June 6 marked the anniversary of Dr. Austin Lane’s first year as president of Texas Southern University. With a year under his belt, Lane remains confident about the university’s future, while acknowledging some serious challenges: an unclear path forward for higher-education funding at the state level, and a federal budget proposal that poses a threat to student aid programs.
Twenty-three years of experience in higher education helped prepare Lane for the challenge of leading TSU, and he's already achieved some early successes: The university has moved from a negative outlook to a stable one, according to Moody’s Investors Service, and Lane is currently prepping for the launch of TSU online, which he calls an opportunity “to really attract and dig into that non-traditional market of students that started a degree, but never finished.”
Lane was in the news back in February, when he was among a group of HBCU (historically black college or university) leaders in attendance at the White House for what was known as the “HBCU Fly-in.” The group faced criticism from the HBCU community for meeting with President Donald Trump and his administration, which had signaled it might try to end certain federal programs that provide financial assistance to historically black colleges and universities; some even called the meeting nothing more than a “photo-op” between the President and black leaders.
Lane, aware of the criticism, addressed the meeting in a letter he wrote to students back home at TSU: “My intent when receiving the invitation was to actively participate and advocate for TSU and [HBCUs] as a whole. As president, it is my duty to make sure we (TSU) have a place at the table and make our voice heard.”
The purpose of the HBCU Fly-in was less about meeting the president, he says, and more about speaking with his cabinet, giving HBCU leaders an opportunity to voice their requests and concerns to the new administration. The main items on the table for discussion? The reinstatement of year-round Pell grants and an increase in Title III funds.
President Trump delivered his proposed federal budget plan in May, with plans to greatly reduce student aid and loan programs while cutting funding for university-based research. Although the budget does include reinstating Pell grants, it significantly reduces their funding, eradicating aid that is crucial for some students, especially at universities such as Lane's: During the 2015-2016 school year, 94 percent of TSU’s full-time first-year students received some form of financial aid and 77 percent received aid through Pell grants.
“We’re always mindful when things are reduced. That’s why we work so hard to have things like Fly-ins so we can educate our legislators on what it is that we do and the importance of the dollars we receive. They can advocate for us when it comes to those budgets,” says Lane. “You have to hope that they hear the message and that they act accordingly—that doesn’t always happen—and so you have to make your adjustments and keep moving forward.”
Such challenges have served to reinforce Lane's mission. “I get that no matter how much we advocate for higher education, it’s never going to be exactly what we want,” he says. “Even if we hit the mark and we receive what we asked for, it’s still not going to be [enough] for a number of institutions, and it may be great for some. I think you just have to continue to educate folks, whether it be in the Trump administration or any other departments.”
Meanwhile, in June, Texas Governor Greg Abbott signed the state’s budget bill, which mostly avoided a much-discussed overhaul of the way Texas universities are funded—the state legislature ultimately rejected austere cuts to higher-education funding, to the great relief of Lane and his colleagues.

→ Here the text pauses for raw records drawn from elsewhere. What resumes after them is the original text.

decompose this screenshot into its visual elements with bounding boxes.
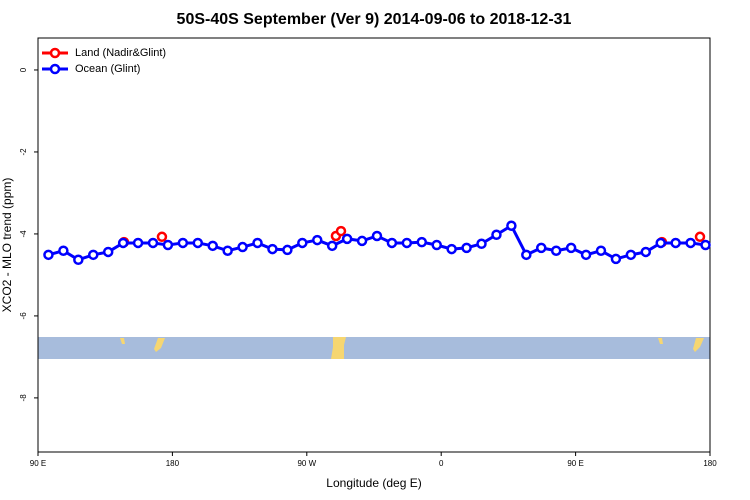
series-point xyxy=(356,235,368,247)
series-point xyxy=(655,237,666,249)
x-tick-label: 90 W xyxy=(297,459,316,468)
series-point xyxy=(43,249,54,261)
series-point xyxy=(297,237,308,249)
series-point xyxy=(476,238,487,250)
series-point xyxy=(312,234,323,246)
series-point xyxy=(685,237,696,249)
series-point xyxy=(341,233,353,245)
series-point xyxy=(192,237,204,249)
x-tick-label: 180 xyxy=(703,459,717,468)
legend-marker xyxy=(49,47,61,59)
series-point xyxy=(88,249,99,261)
y-axis-label: XCO2 - MLO trend (ppm) xyxy=(0,178,14,313)
y-tick-label: -8 xyxy=(19,394,28,402)
series-point xyxy=(326,240,338,252)
y-tick-label: 0 xyxy=(19,67,28,72)
series-point xyxy=(416,236,428,248)
y-tick-label: -6 xyxy=(19,312,28,320)
series-point xyxy=(670,237,681,249)
series-point xyxy=(431,239,442,251)
series-point xyxy=(177,237,189,249)
series-point xyxy=(610,253,622,265)
series-point xyxy=(521,249,532,261)
series-point xyxy=(401,237,413,249)
series-point xyxy=(207,240,218,252)
x-tick-label: 0 xyxy=(439,459,444,468)
series-point xyxy=(700,239,711,251)
legend-label: Ocean (Glint) xyxy=(75,63,140,75)
series-point xyxy=(117,237,129,249)
series-point xyxy=(335,225,347,237)
series-point xyxy=(386,237,398,249)
series-point xyxy=(625,249,637,261)
series-point xyxy=(506,220,517,231)
map-strip xyxy=(38,337,710,359)
series-point xyxy=(550,245,562,256)
series-point xyxy=(147,237,159,249)
series-point xyxy=(446,243,457,255)
series-point xyxy=(162,239,174,251)
series-point xyxy=(156,231,168,243)
series-point xyxy=(640,246,652,258)
series-point xyxy=(252,237,263,249)
series-point xyxy=(491,229,502,241)
series-point xyxy=(536,242,547,254)
y-tick-label: -4 xyxy=(19,230,28,238)
series-point xyxy=(222,245,233,256)
series-point xyxy=(580,249,592,261)
x-tick-label: 90 E xyxy=(30,459,46,468)
series-point xyxy=(565,242,577,254)
series-point xyxy=(461,242,472,254)
series-point xyxy=(371,230,383,242)
series-point xyxy=(73,254,84,266)
series-point xyxy=(132,237,144,249)
chart-title: 50S-40S September (Ver 9) 2014-09-06 to … xyxy=(177,11,572,28)
x-tick-label: 180 xyxy=(166,459,180,468)
series-point xyxy=(694,231,706,243)
series-point xyxy=(595,245,607,256)
y-tick-label: -2 xyxy=(19,148,28,156)
series-point xyxy=(58,245,69,256)
x-tick-label: 90 E xyxy=(567,459,583,468)
legend-label: Land (Nadir&Glint) xyxy=(75,47,166,59)
legend-marker xyxy=(49,63,61,75)
series-point xyxy=(237,241,248,253)
series-point xyxy=(282,244,293,256)
series-point xyxy=(102,246,114,258)
series-point xyxy=(267,243,278,255)
x-axis-label: Longitude (deg E) xyxy=(326,476,421,490)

“I would say we dodged a bullet,” Lane says, though he's already anticipating budget plans for the next biennium, where he hopes to see legislation that focuses on facilitating student transfers and preserving the practice of "special items," a budgeting tactic by which universities and colleges seek money for specific projects outside of standard funding formulas.
In the 2011 fiscal year, about 15 percent of TSU’s direct state support was the result of special items; these went to programs for leadership development, continuing school accreditation, and retention rates. The state Senate proposed removing all special items such as these from universities across Texas, which together total about $1 billion, a change that higher-education advocates hold would have dire consequences for independent institutions like TSU that rely heavily on special items to finance academic programs.
“Our special-item amount compared to the [University of Texas] is night and day, night and day—I mean it’s not even close,” says Lane. “We know [our amount] is used heavily on something that’s tied to an academic program, and if you cut it, you cut programs and then you cut people.”
In regards to facilitating student transfers, currently, TSU has a deal with the Lone Star College system that provides opportunities for students to enroll in the university, but Lane envisions a future with a “seamless pipeline” for students to transfer from community colleges to four-year institutions.
"Over the last year, we’ve been focused on really five things: one being student success and completion, two being academic-program quality and research, three is our culture, four is our partnerships, and five is our finances," says Lane. "And so everything we do, or continue to do, has to be tied to one of those five areas where we’re showing signs of progress and success."
The change in focus is already paying off, says Lane, who's confident about what's yet to come. "I would say we were very successful this year," Lane says. "We continue to work on some things. We had a lot of organizational shifts, bringing in new people and new positions, so organizationally we’re changing as well; it’s worked out so far, so good.”